- А почему бы вам самой не написать вашу историю, а я бы пристроил ее в какой-нибудь в журнал? Вы ведь умеете писать. Эти дивные любовные письма...
Она нетерпеливо мотнула головой:
- Нет, нет и нет!
- Почему "нет"?
- Я, мосье, могу писать любовные письма, прекрасные любовные письма. Но больше ничего. Вот как мой бедный Пьер умел только любить, но не умел рисовать. Нет и нет, я никогда бы не сумела записать эту историю. Это обязаны сделать вы, вы!
- Но если я запишу вашу историю, мне придется изменить имена и место действия.
- Это еще почему? - возмутилась она.
- Да потому, что я не хочу, чтобы мосье Аласян подал на меня в суд. И еще я хочу защитить других людей.
- Аласян проиграет дело в суде. Я рассказала вам чистую правду. У меня есть свидетели, двое служащих Аласяна, которых он уволил. Они готовы давать показания под присягой. Только начать дело должен кто-нибудь другой. И этот другой - вы, мосье Руайан! Мосье, обещайте же мне написать эту историю! Не то вы меня очень разочаруете! Не то вы коварно пробрались сюда... неизвестно почему. А вы и в самом деле писатель? Вы что вообще написали, мосье Руайан?
Ситуация становилась неприятной.
Я сказал:
- Я напишу вашу историю, мадам Мондрагон.
- С настоящими именами и названиями?
- С настоящими именами и названиями, - отвечал я, решив про себя все так зашифровать, чтобы это не навредило мне, разумеется, в том случае, если я когда-нибудь - поди угадай заранее - решу об этом написать.
Она вскочила с места и прежде, чем я мог этому помешать, поцеловала мою руку.
- Мадам Мондрагон! - Я тоже вскочил. - Не делайте этого!
- Я вам так признательна, мосье Руайан, так признательна. Поистине, есть Бог на небе! А Бог справедлив. И этот старый негодяй Аласян понесет заслуженную кару... Вы когда начнете писать, мосье? Когда вы начнете?
Я почувствовал, что чем раньше уйду, тем для меня будет лучше.
- Скоро, мадам Мондрагон, мне надо сперва закончить одну важную работу, а потом...

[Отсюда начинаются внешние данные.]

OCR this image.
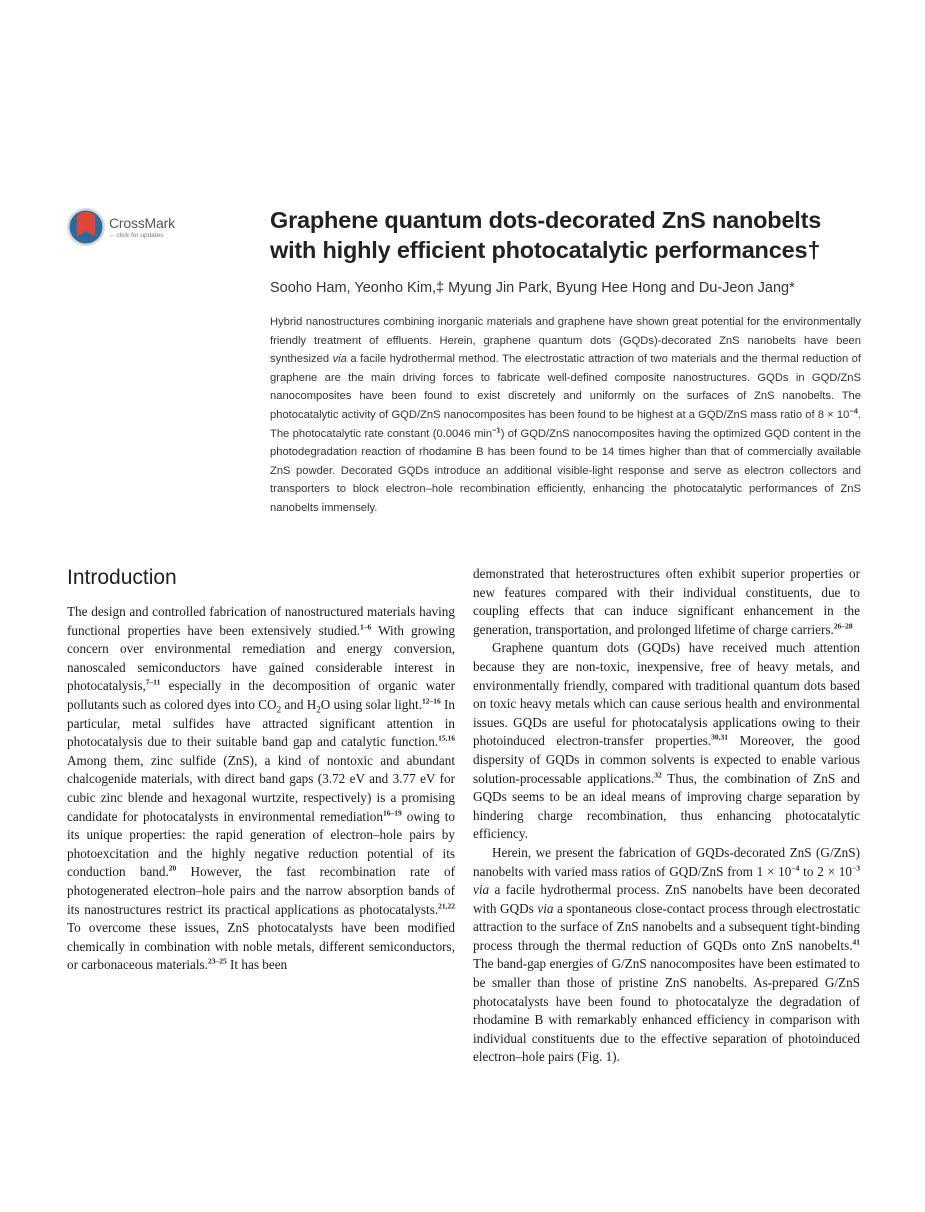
CrossMark
←click for updates
Graphene quantum dots-decorated ZnS nanobelts
with highly efficient photocatalytic performances†
Sooho Ham, Yeonho Kim,‡ Myung Jin Park, Byung Hee Hong and Du-Jeon Jang*

Hybrid nanostructures combining inorganic materials and graphene have shown great potential for the environmentally friendly treatment of effluents. Herein, graphene quantum dots (GQDs)-decorated ZnS nanobelts have been synthesized via a facile hydrothermal method. The electrostatic attraction of two materials and the thermal reduction of graphene are the main driving forces to fabricate well-defined composite nanostructures. GQDs in GQD/ZnS nanocomposites have been found to exist discretely and uniformly on the surfaces of ZnS nanobelts. The photocatalytic activity of GQD/ZnS nanocomposites has been found to be highest at a GQD/ZnS mass ratio of $8 \times 10^{-4}$. The photocatalytic rate constant (0.0046 $\min^{-1}$) of GQD/ZnS nanocomposites having the optimized GQD content in the photodegradation reaction of rhodamine B has been found to be 14 times higher than that of commercially available ZnS powder. Decorated GQDs introduce an additional visible-light response and serve as electron collectors and transporters to block electron–hole recombination efficiently, enhancing the photocatalytic performances of ZnS nanobelts immensely.

Introduction

The design and controlled fabrication of nanostructured materials having functional properties have been extensively studied.$^{1-6}$ With growing concern over environmental remediation and energy conversion, nanoscaled semiconductors have gained considerable interest in photocatalysis,$^{7-11}$ especially in the decomposition of organic water pollutants such as colored dyes into $CO_2$ and $H_2O$ using solar light.$^{12-16}$ In particular, metal sulfides have attracted significant attention in photocatalysis due to their suitable band gap and catalytic function.$^{15,16}$ Among them, zinc sulfide (ZnS), a kind of nontoxic and abundant chalcogenide materials, with direct band gaps (3.72 eV and 3.77 eV for cubic zinc blende and hexagonal wurtzite, respectively) is a promising candidate for photocatalysts in environmental remediation$^{16-19}$ owing to its unique properties: the rapid generation of electron–hole pairs by photoexcitation and the highly negative reduction potential of its conduction band.$^{20}$ However, the fast recombination rate of photogenerated electron–hole pairs and the narrow absorption bands of its nanostructures restrict its practical applications as photocatalysts.$^{21,22}$ To overcome these issues, ZnS photocatalysts have been modified chemically in combination with noble metals, different semiconductors, or carbonaceous materials.$^{23-25}$ It has been

demonstrated that heterostructures often exhibit superior properties or new features compared with their individual constituents, due to coupling effects that can induce significant enhancement in the generation, transportation, and prolonged lifetime of charge carriers.$^{26-28}$

Graphene quantum dots (GQDs) have received much attention because they are non-toxic, inexpensive, free of heavy metals, and environmentally friendly, compared with traditional quantum dots based on toxic heavy metals which can cause serious health and environmental issues. GQDs are useful for photocatalysis applications owing to their photoinduced electron-transfer properties.$^{30,31}$ Moreover, the good dispersity of GQDs in common solvents is expected to enable various solution-processable applications.$^{32}$ Thus, the combination of ZnS and GQDs seems to be an ideal means of improving charge separation by hindering charge recombination, thus enhancing photocatalytic efficiency.

Herein, we present the fabrication of GQDs-decorated ZnS (G/ZnS) nanobelts with varied mass ratios of GQD/ZnS from $1 \times 10^{-4}$ to $2 \times 10^{-3}$ via a facile hydrothermal process. ZnS nanobelts have been decorated with GQDs via a spontaneous close-contact process through electrostatic attraction to the surface of ZnS nanobelts and a subsequent tight-binding process through the thermal reduction of GQDs onto ZnS nanobelts.$^{41}$ The band-gap energies of G/ZnS nanocomposites have been estimated to be smaller than those of pristine ZnS nanobelts. As-prepared G/ZnS photocatalysts have been found to photocatalyze the degradation of rhodamine B with remarkably enhanced efficiency in comparison with individual constituents due to the effective separation of photoinduced electron–hole pairs (Fig. 1).
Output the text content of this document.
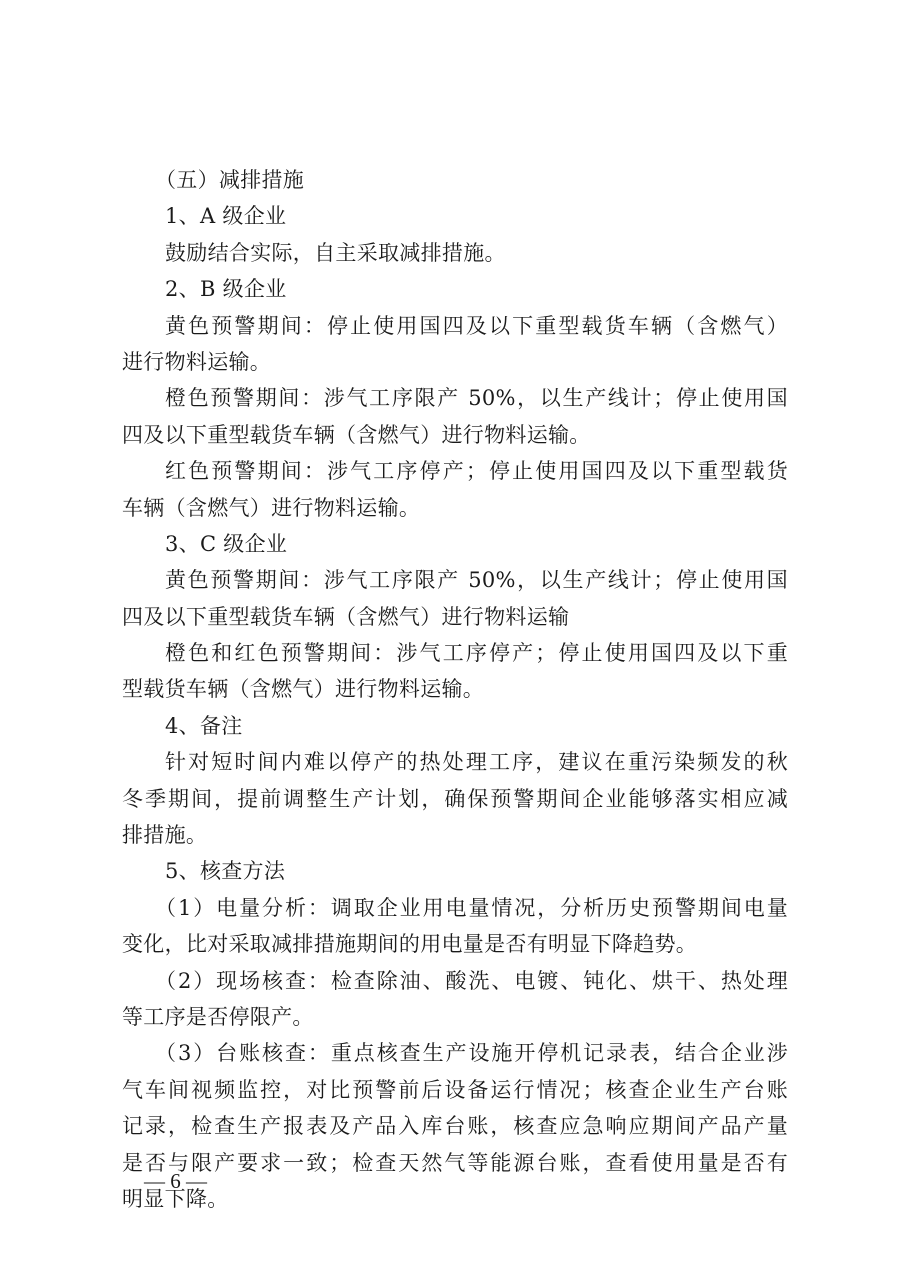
（五）减排措施
1、A 级企业
鼓励结合实际，自主采取减排措施。
2、B 级企业
黄色预警期间：停止使用国四及以下重型载货车辆（含燃气）
进行物料运输。
橙色预警期间：涉气工序限产 50%，以生产线计；停止使用国
四及以下重型载货车辆（含燃气）进行物料运输。
红色预警期间：涉气工序停产；停止使用国四及以下重型载货
车辆（含燃气）进行物料运输。
3、C 级企业
黄色预警期间：涉气工序限产 50%，以生产线计；停止使用国
四及以下重型载货车辆（含燃气）进行物料运输
橙色和红色预警期间：涉气工序停产；停止使用国四及以下重
型载货车辆（含燃气）进行物料运输。
4、备注
针对短时间内难以停产的热处理工序，建议在重污染频发的秋
冬季期间，提前调整生产计划，确保预警期间企业能够落实相应减
排措施。
5、核查方法
（1）电量分析：调取企业用电量情况，分析历史预警期间电量
变化，比对采取减排措施期间的用电量是否有明显下降趋势。
（2）现场核查：检查除油、酸洗、电镀、钝化、烘干、热处理
等工序是否停限产。
（3）台账核查：重点核查生产设施开停机记录表，结合企业涉
气车间视频监控，对比预警前后设备运行情况；核查企业生产台账
记录，检查生产报表及产品入库台账，核查应急响应期间产品产量
是否与限产要求一致；检查天然气等能源台账，查看使用量是否有
明显下降。
— 6 —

- Да-да, потом, потом... Замечательно! У вас теперь есть две версии, версия миссис Коллинз и моя. И это будет опубликовано в журнале?
- Да, мадам.
- А в каком?
- В "Пари-матч".
- Это прекрасно. Этот журнал читает вся Франция, его выкладывают и в магазине у Аласяна. - Она засмеялась. - То-то он обрадуется, как вы думаете?
- Да, - ответил я.
- Может он от злости и вовсе сдохнет, - добавила она, - для меня это будет самый прекрасный день в моей жизни.

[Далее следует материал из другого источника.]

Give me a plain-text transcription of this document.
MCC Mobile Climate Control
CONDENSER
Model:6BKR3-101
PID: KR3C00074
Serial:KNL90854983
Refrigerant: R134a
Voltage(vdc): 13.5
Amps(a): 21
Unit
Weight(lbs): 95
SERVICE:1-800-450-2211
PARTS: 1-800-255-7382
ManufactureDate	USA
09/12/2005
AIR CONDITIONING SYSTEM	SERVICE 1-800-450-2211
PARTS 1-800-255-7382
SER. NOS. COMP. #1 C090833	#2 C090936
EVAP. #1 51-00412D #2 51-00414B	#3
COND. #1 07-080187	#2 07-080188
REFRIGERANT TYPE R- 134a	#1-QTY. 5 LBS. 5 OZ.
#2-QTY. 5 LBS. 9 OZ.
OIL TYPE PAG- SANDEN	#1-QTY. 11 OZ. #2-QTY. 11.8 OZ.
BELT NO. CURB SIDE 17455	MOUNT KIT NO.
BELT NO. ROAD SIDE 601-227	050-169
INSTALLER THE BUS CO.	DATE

С меня было довольно. Я направился к дверям. Она последовала за мной. И по дороге сказала:
- Можете оставить себе открытку миссис Коллинз.

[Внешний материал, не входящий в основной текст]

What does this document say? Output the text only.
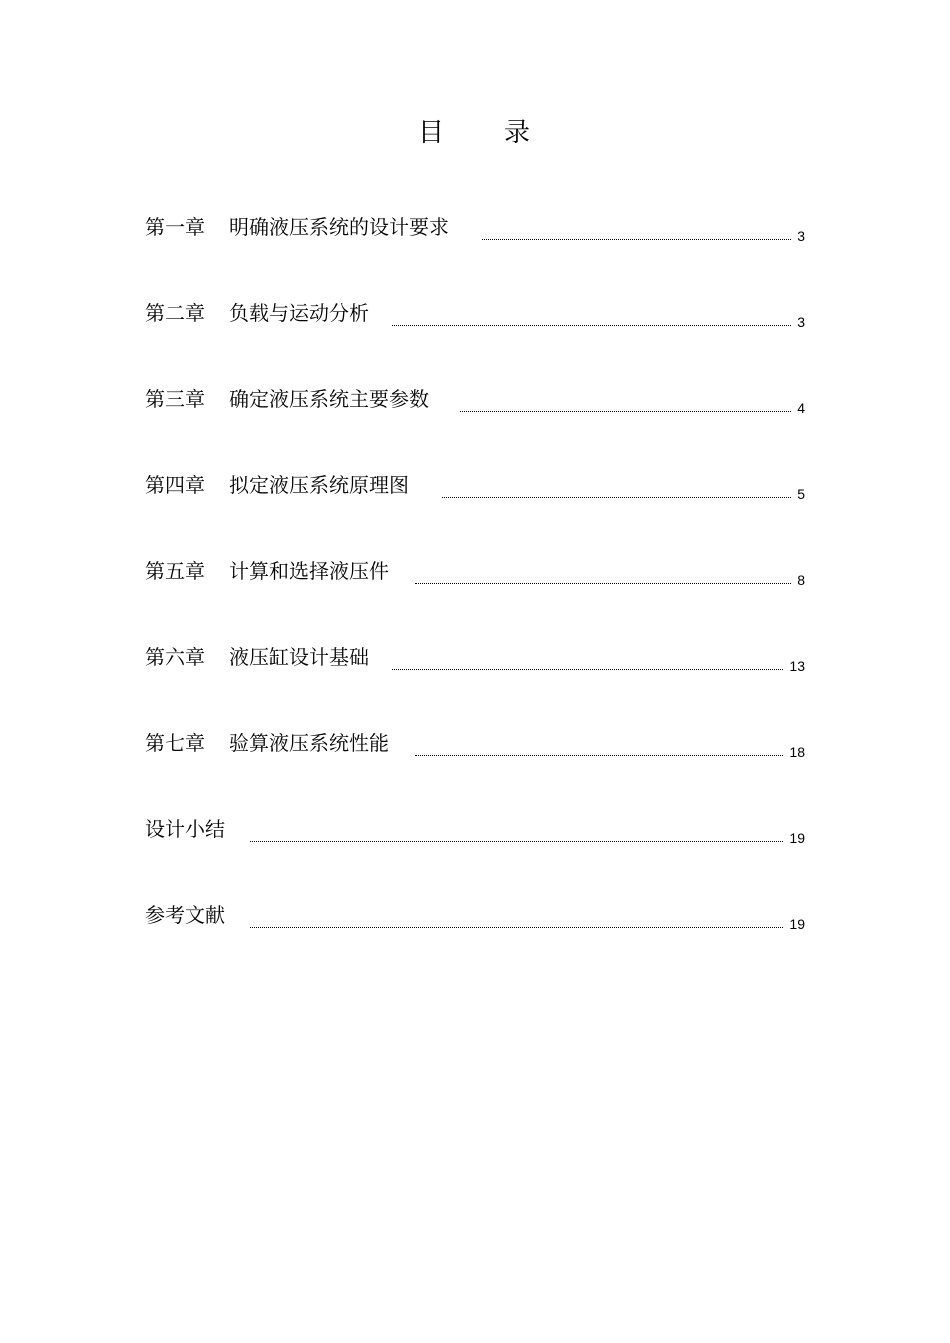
目 录
第一章 明确液压系统的设计要求	3
第二章 负载与运动分析	3
第三章 确定液压系统主要参数	4
第四章 拟定液压系统原理图	5
第五章 计算和选择液压件	8
第六章 液压缸设计基础	13
第七章 验算液压系统性能	18
设计小结	19
参考文献	19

В огромном белом зале мы спустились по ступеням широкой лестницы прямо к выходу.
- У меня еще полно открыток для писем, - сказала она, - я должна испытывать вечную благодарность к Пьеру за то, что он снабдил меня таким запасом. Понимаете, какая забавная история: я с этими шаблонами управиться не могу. Мне бы в жизни не нарисовать такое деревце. Любой ребенок это смог бы, а вот я - нет.
Мы вышли за ворота. Улица была пустынна. Вдалеке лаяла собака.
- Вы обещали мне написать эту историю, мосье Руайан, - сказала она, подумайте об этом.
- Да, - ответил я, - буду помнить. А заодно вас, мадам Мондрагон.
- Это еще что значит?
- То, что делали и продолжаете делать вы, незаконно. Вас за это накажут. Может, все-таки, зашифровать имена?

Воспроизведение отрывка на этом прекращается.